With those words, Charlie and his friends enter the G.O.D. Game, a video game run by underground hackers and controlled by a mysterious AI that believes it’s God. Through their phone-screens and high-tech glasses, the teens’ realities blur with a virtual world of creeping vines, smoldering torches, runes, glyphs, gods, and mythical creatures. When they accomplish a mission, the game rewards them with expensive tech, revenge on high-school tormentors, and cash flowing from ATMs. Slaying a hydra and drawing a bloody pentagram as payment to a Greek god seem harmless at first. Fun even.
But then the threatening messages start. Worship me. Obey me. Complete a mission, however cruel, or the game reveals their secrets and crushes their dreams. Tasks that seemed harmless at first take on deadly consequences. Mysterious packages show up at their homes. Shadowy figures start following them, appearing around corners, attacking them in parking garages. Who else is playing this game, and how far will they go to win?
And what of the game’s first promise: win, win big, lose, you die? Dying in a virtual world doesn’t really mean death in real life—does it?
As Charlie and his friends try to find a way out of the game, they realize they’ve been manipulated into a bigger web they can’t escape: an AI that learned its cruelty from watching us.

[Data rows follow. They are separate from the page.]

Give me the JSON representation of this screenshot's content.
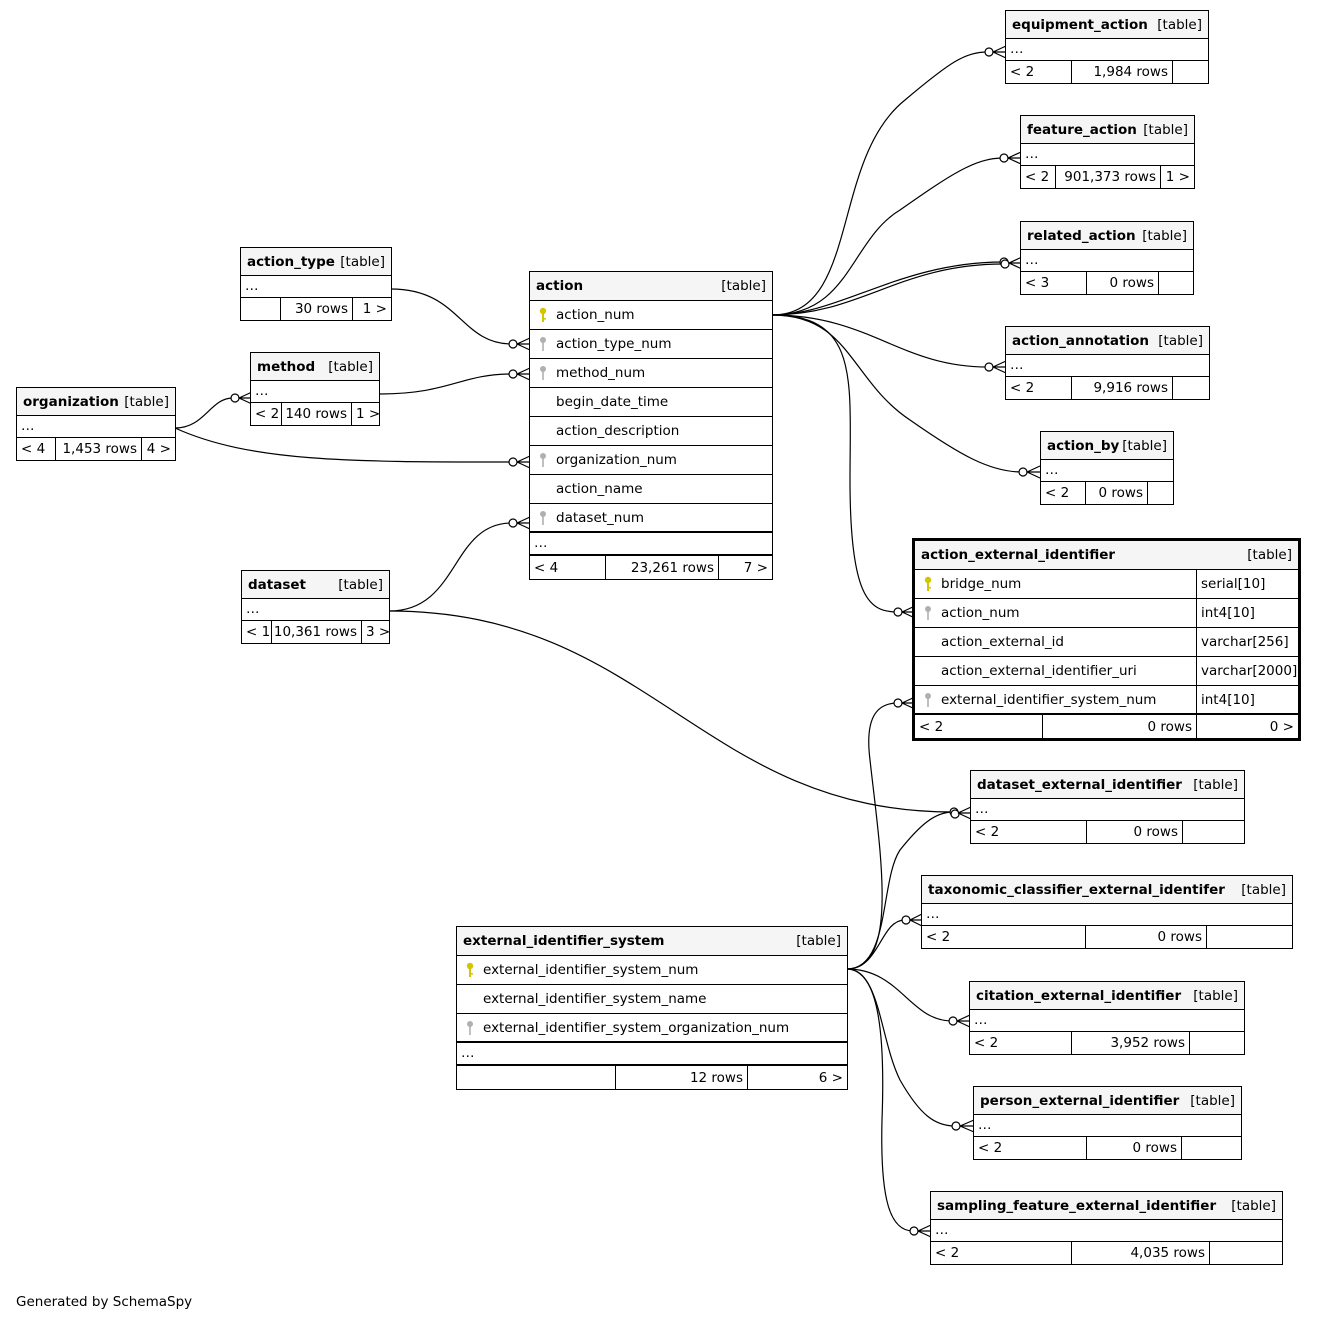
{
  "credit": "Generated by SchemaSpy",
  "colors": {
    "pk_key": "#d4c500",
    "fk_key": "#b0b0b0",
    "line": "#000000",
    "header_bg": "#f5f5f5"
  },
  "tables": [
    {
      "id": "equipment_action",
      "name": "equipment_action",
      "kind": "[table]",
      "footer": [
        "< 2",
        "1,984 rows",
        ""
      ]
    },
    {
      "id": "feature_action",
      "name": "feature_action",
      "kind": "[table]",
      "footer": [
        "< 2",
        "901,373 rows",
        "1 >"
      ]
    },
    {
      "id": "related_action",
      "name": "related_action",
      "kind": "[table]",
      "footer": [
        "< 3",
        "0 rows",
        ""
      ]
    },
    {
      "id": "action_annotation",
      "name": "action_annotation",
      "kind": "[table]",
      "footer": [
        "< 2",
        "9,916 rows",
        ""
      ]
    },
    {
      "id": "action_by",
      "name": "action_by",
      "kind": "[table]",
      "footer": [
        "< 2",
        "0 rows",
        ""
      ]
    },
    {
      "id": "action_type",
      "name": "action_type",
      "kind": "[table]",
      "footer": [
        "",
        "30 rows",
        "1 >"
      ]
    },
    {
      "id": "method",
      "name": "method",
      "kind": "[table]",
      "footer": [
        "< 2",
        "140 rows",
        "1 >"
      ]
    },
    {
      "id": "organization",
      "name": "organization",
      "kind": "[table]",
      "footer": [
        "< 4",
        "1,453 rows",
        "4 >"
      ]
    },
    {
      "id": "dataset",
      "name": "dataset",
      "kind": "[table]",
      "footer": [
        "< 1",
        "10,361 rows",
        "3 >"
      ]
    },
    {
      "id": "action",
      "name": "action",
      "kind": "[table]",
      "footer": [
        "< 4",
        "23,261 rows",
        "7 >"
      ],
      "columns": [
        {
          "name": "action_num",
          "key": "pk"
        },
        {
          "name": "action_type_num",
          "key": "fk"
        },
        {
          "name": "method_num",
          "key": "fk"
        },
        {
          "name": "begin_date_time",
          "key": ""
        },
        {
          "name": "action_description",
          "key": ""
        },
        {
          "name": "organization_num",
          "key": "fk"
        },
        {
          "name": "action_name",
          "key": ""
        },
        {
          "name": "dataset_num",
          "key": "fk"
        }
      ]
    },
    {
      "id": "action_external_identifier",
      "name": "action_external_identifier",
      "kind": "[table]",
      "footer": [
        "< 2",
        "0 rows",
        "0 >"
      ],
      "columns": [
        {
          "name": "bridge_num",
          "key": "pk",
          "type": "serial[10]"
        },
        {
          "name": "action_num",
          "key": "fk",
          "type": "int4[10]"
        },
        {
          "name": "action_external_id",
          "key": "",
          "type": "varchar[256]"
        },
        {
          "name": "action_external_identifier_uri",
          "key": "",
          "type": "varchar[2000]"
        },
        {
          "name": "external_identifier_system_num",
          "key": "fk",
          "type": "int4[10]"
        }
      ]
    },
    {
      "id": "dataset_external_identifier",
      "name": "dataset_external_identifier",
      "kind": "[table]",
      "footer": [
        "< 2",
        "0 rows",
        ""
      ]
    },
    {
      "id": "taxonomic_classifier_external_identifer",
      "name": "taxonomic_classifier_external_identifer",
      "kind": "[table]",
      "footer": [
        "< 2",
        "0 rows",
        ""
      ]
    },
    {
      "id": "external_identifier_system",
      "name": "external_identifier_system",
      "kind": "[table]",
      "footer": [
        "",
        "12 rows",
        "6 >"
      ],
      "columns": [
        {
          "name": "external_identifier_system_num",
          "key": "pk"
        },
        {
          "name": "external_identifier_system_name",
          "key": ""
        },
        {
          "name": "external_identifier_system_organization_num",
          "key": "fk"
        }
      ]
    },
    {
      "id": "citation_external_identifier",
      "name": "citation_external_identifier",
      "kind": "[table]",
      "footer": [
        "< 2",
        "3,952 rows",
        ""
      ]
    },
    {
      "id": "person_external_identifier",
      "name": "person_external_identifier",
      "kind": "[table]",
      "footer": [
        "< 2",
        "0 rows",
        ""
      ]
    },
    {
      "id": "sampling_feature_external_identifier",
      "name": "sampling_feature_external_identifier",
      "kind": "[table]",
      "footer": [
        "< 2",
        "4,035 rows",
        ""
      ]
    }
  ],
  "relationships": [
    {
      "from": "action_type",
      "to": "action",
      "to_column": "action_type_num"
    },
    {
      "from": "method",
      "to": "action",
      "to_column": "method_num"
    },
    {
      "from": "organization",
      "to": "method",
      "to_column": ""
    },
    {
      "from": "organization",
      "to": "action",
      "to_column": "organization_num"
    },
    {
      "from": "dataset",
      "to": "action",
      "to_column": "dataset_num"
    },
    {
      "from": "dataset",
      "to": "dataset_external_identifier",
      "to_column": ""
    },
    {
      "from": "action",
      "to": "equipment_action",
      "to_column": ""
    },
    {
      "from": "action",
      "to": "feature_action",
      "to_column": ""
    },
    {
      "from": "action",
      "to": "related_action",
      "to_column": ""
    },
    {
      "from": "action",
      "to": "related_action",
      "to_column": ""
    },
    {
      "from": "action",
      "to": "action_annotation",
      "to_column": ""
    },
    {
      "from": "action",
      "to": "action_by",
      "to_column": ""
    },
    {
      "from": "action",
      "to": "action_external_identifier",
      "to_column": "action_num"
    },
    {
      "from": "external_identifier_system",
      "to": "action_external_identifier",
      "to_column": "external_identifier_system_num"
    },
    {
      "from": "external_identifier_system",
      "to": "dataset_external_identifier",
      "to_column": ""
    },
    {
      "from": "external_identifier_system",
      "to": "taxonomic_classifier_external_identifer",
      "to_column": ""
    },
    {
      "from": "external_identifier_system",
      "to": "citation_external_identifier",
      "to_column": ""
    },
    {
      "from": "external_identifier_system",
      "to": "person_external_identifier",
      "to_column": ""
    },
    {
      "from": "external_identifier_system",
      "to": "sampling_feature_external_identifier",
      "to_column": ""
    }
  ]
}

God is always watching, and He says when the game is done.

Momma Says: 2 stars⭐⭐

I don't read a lot of either science fiction or tech thrillers, and this one felt a bit like both to me. However, every once in a while, a book's synopsis will catch my attention, which is what happened with The God Game. With so many RPG games and the like, it's easy to imagine a handful of impressionable teens falling prey to someone or something sinister. As I read, I felt like the story was very reminiscent of a couple of pretty big movies, except that it didn't quite make it to that level. Basically, the story just didn't quite do it for me. It is very fast-paced, and there is pretty much always something happening, so in that, I suppose you could say that this one is action-driven. The problem with that is it left little time for character development, and the teens here could've used some of that. As it stands, they aren't particularly likable. That's not to say that more development would've made them more likable. It's entirely possible that the author didn't want us to like them. If that's the case, he succeeded. It just didn't help me become really invested in the book. I will say that the author does a fair job with inclusivity with the characters even if they are a bit clichéd. To sum it up, the premise for this story drew me in, the action was just enough to keep me reading, but I guess you could say that the overall story didn't live up to expectations. Maybe I expected something different than what it was, and I suppose that's on me, but it is what it is. The story was just left of okay, and not something I'll remember fondly later on.